Iván Guerrero: «Nos contrataron para cambiar la mentalidad danesa en el club»

El entrenador marplatense de Peñarol viajará en Agosto a Dinamarca donde se hará cargo de las categorías formativas de un club junto con Nicolás Seijo y antes, habló en Marca Deportiva Radio (FM 99.9).

El nuevo entrenador del equipo femenio, Iván Guerrero.

Por Rodrigo Divito (@rodrigodivito)

Los entrenadores de básquet argentinos suelen tener oportunidades en el exterior por las capacidades que se buscan en distintos destinos. Por segunda vez en su carrera, el marplatense Iván Guerrero viajará a realizar una experiencia con categorías formativas en un destino recóndito.

Antes fue Islandia y ahora irá al club Svendborg. En Marca Deportiva Radio (FM 99.9) explicó como se le dio esta oportunidad tanto a él como a Nicolás Seijo: «cuando estaba en Islandia por un par de torneos contacté a este gente de Dinamarca que tiene un coordinador de básquet que es argentino. El año pasado me mandó una oferta laboral para otro equipo de Dinamarca».

Ahora, en medio de la pandemia, había más tiempo para profundizar esos contactos y lo volvieron a tentar: «hace 2 o 3 meses que venimos hablando porque quiere iniciar un proyecto formativo para aportarle la impronta argentina del básquet. Quería también que fuera asistente de la Liga, pero es algo que todavía estamos viendo porque han cambiado el entrenador», advirtió.

De todas maneras, tendrán a su cargo todo el básquet formativo que no es poco: «quieren sacar jugadores para el primer equipo y yo me encargaría de U17, U15 y los U13 mientras que Nicolás se haría cargo de Mini y U19. Creo que es una linda experiencia para hacer en un país que nos dicen que funciona muy bien».

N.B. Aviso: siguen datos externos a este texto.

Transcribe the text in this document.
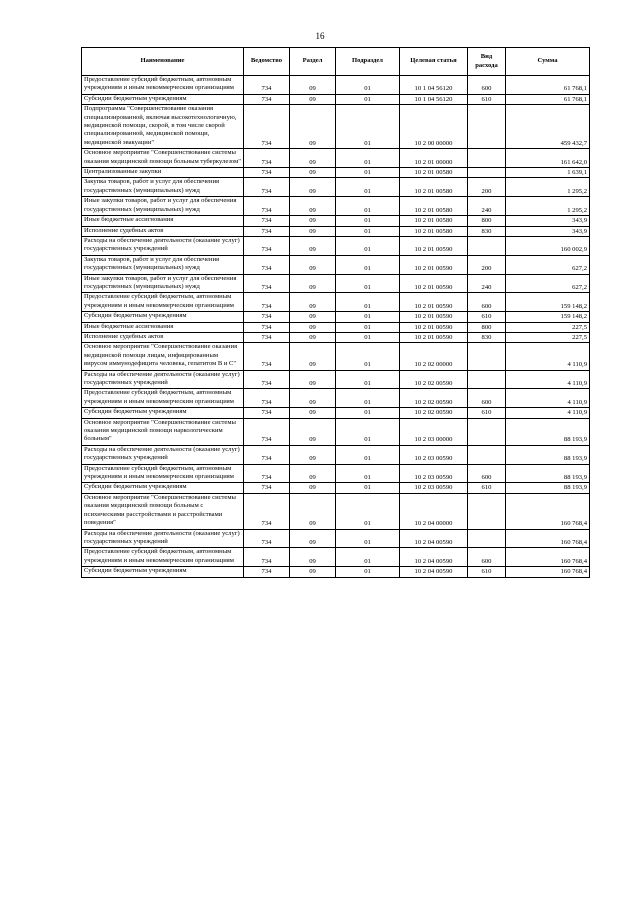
16
Наименование	Ведомство	Раздел	Подраздел	Целевая статья	Вид расхода	Сумма
Предоставление субсидий бюджетным, автономным учреждениям и иным некоммерческим организациям	734	09	01	10 1 04 56120	600	61 768,1
Субсидии бюджетным учреждениям	734	09	01	10 1 04 56120	610	61 768,1
Подпрограмма "Совершенствование оказания специализированной, включая высокотехнологичную, медицинской помощи, скорой, в том числе скорой специализированной, медицинской помощи, медицинской эвакуации"	734	09	01	10 2 00 00000		459 432,7
Основное мероприятие "Совершенствование системы оказания медицинской помощи больным туберкулезом"	734	09	01	10 2 01 00000		161 642,0
Централизованные закупки	734	09	01	10 2 01 00580		1 639,1
Закупка товаров, работ и услуг для обеспечения государственных (муниципальных) нужд	734	09	01	10 2 01 00580	200	1 295,2
Иные закупки товаров, работ и услуг для обеспечения государственных (муниципальных) нужд	734	09	01	10 2 01 00580	240	1 295,2
Иные бюджетные ассигнования	734	09	01	10 2 01 00580	800	343,9
Исполнение судебных актов	734	09	01	10 2 01 00580	830	343,9
Расходы на обеспечение деятельности (оказание услуг) государственных учреждений	734	09	01	10 2 01 00590		160 002,9
Закупка товаров, работ и услуг для обеспечения государственных (муниципальных) нужд	734	09	01	10 2 01 00590	200	627,2
Иные закупки товаров, работ и услуг для обеспечения государственных (муниципальных) нужд	734	09	01	10 2 01 00590	240	627,2
Предоставление субсидий бюджетным, автономным учреждениям и иным некоммерческим организациям	734	09	01	10 2 01 00590	600	159 148,2
Субсидии бюджетным учреждениям	734	09	01	10 2 01 00590	610	159 148,2
Иные бюджетные ассигнования	734	09	01	10 2 01 00590	800	227,5
Исполнение судебных актов	734	09	01	10 2 01 00590	830	227,5
Основное мероприятие "Совершенствование оказания медицинской помощи лицам, инфицированным вирусом иммунодефицита человека, гепатитом B и C"	734	09	01	10 2 02 00000		4 110,9
Расходы на обеспечение деятельности (оказание услуг) государственных учреждений	734	09	01	10 2 02 00590		4 110,9
Предоставление субсидий бюджетным, автономным учреждениям и иным некоммерческим организациям	734	09	01	10 2 02 00590	600	4 110,9
Субсидии бюджетным учреждениям	734	09	01	10 2 02 00590	610	4 110,9
Основное мероприятие "Совершенствование системы оказания медицинской помощи наркологическим больным"	734	09	01	10 2 03 00000		88 193,9
Расходы на обеспечение деятельности (оказание услуг) государственных учреждений	734	09	01	10 2 03 00590		88 193,9
Предоставление субсидий бюджетным, автономным учреждениям и иным некоммерческим организациям	734	09	01	10 2 03 00590	600	88 193,9
Субсидии бюджетным учреждениям	734	09	01	10 2 03 00590	610	88 193,9
Основное мероприятие "Совершенствование системы оказания медицинской помощи больным с психическими расстройствами и расстройствами поведения"	734	09	01	10 2 04 00000		160 768,4
Расходы на обеспечение деятельности (оказание услуг) государственных учреждений	734	09	01	10 2 04 00590		160 768,4
Предоставление субсидий бюджетным, автономным учреждениям и иным некоммерческим организациям	734	09	01	10 2 04 00590	600	160 768,4
Субсидии бюджетным учреждениям	734	09	01	10 2 04 00590	610	160 768,4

Hay un objetivo central en buscar un entrenador argentino para llevar a Dinamarca y tiene que ver con la forma de tomarse las cosas en nuestro país: «lo que quieren es cambiar la mentalidad danesa porque los chicos no tienen un sentido de pertenencia con el club, sólo van y juegan un rato al básquet. Quieren que inculquemos el sacrificio de entrenar y de tener un objetivo».

Lo más difícil siempre es llegar y adaptarse porque hay una idiosincrasia con la que lidiar, para luego aplicar lo que el básquet argentino puede: «en Islandia he tenido que dejar entrenar nenes descalzos porque son muy liberales y si te decían que se olvidaron las zapatillas los tenes que dejar entrenar porque sino estarías discriminando. Al principio, es un choque cultural grande», recordó sobre su anterior paso.

Fieles a las enseñanzas que han tenido dentro de la cantera de entrenadores «Milrayitas» saben lo que pueden aportar en Dinamarca: «nuestro objetivo es mejorar sus aspectos técnicos y como somos de la escuela de Osvaldo Echeverría, creemos fielmente que la técnica individual es la manera de mejorar y competir a un buen nivel. Allá hay mucha infraestructura, para entrenar nunca te falta nada», comparó.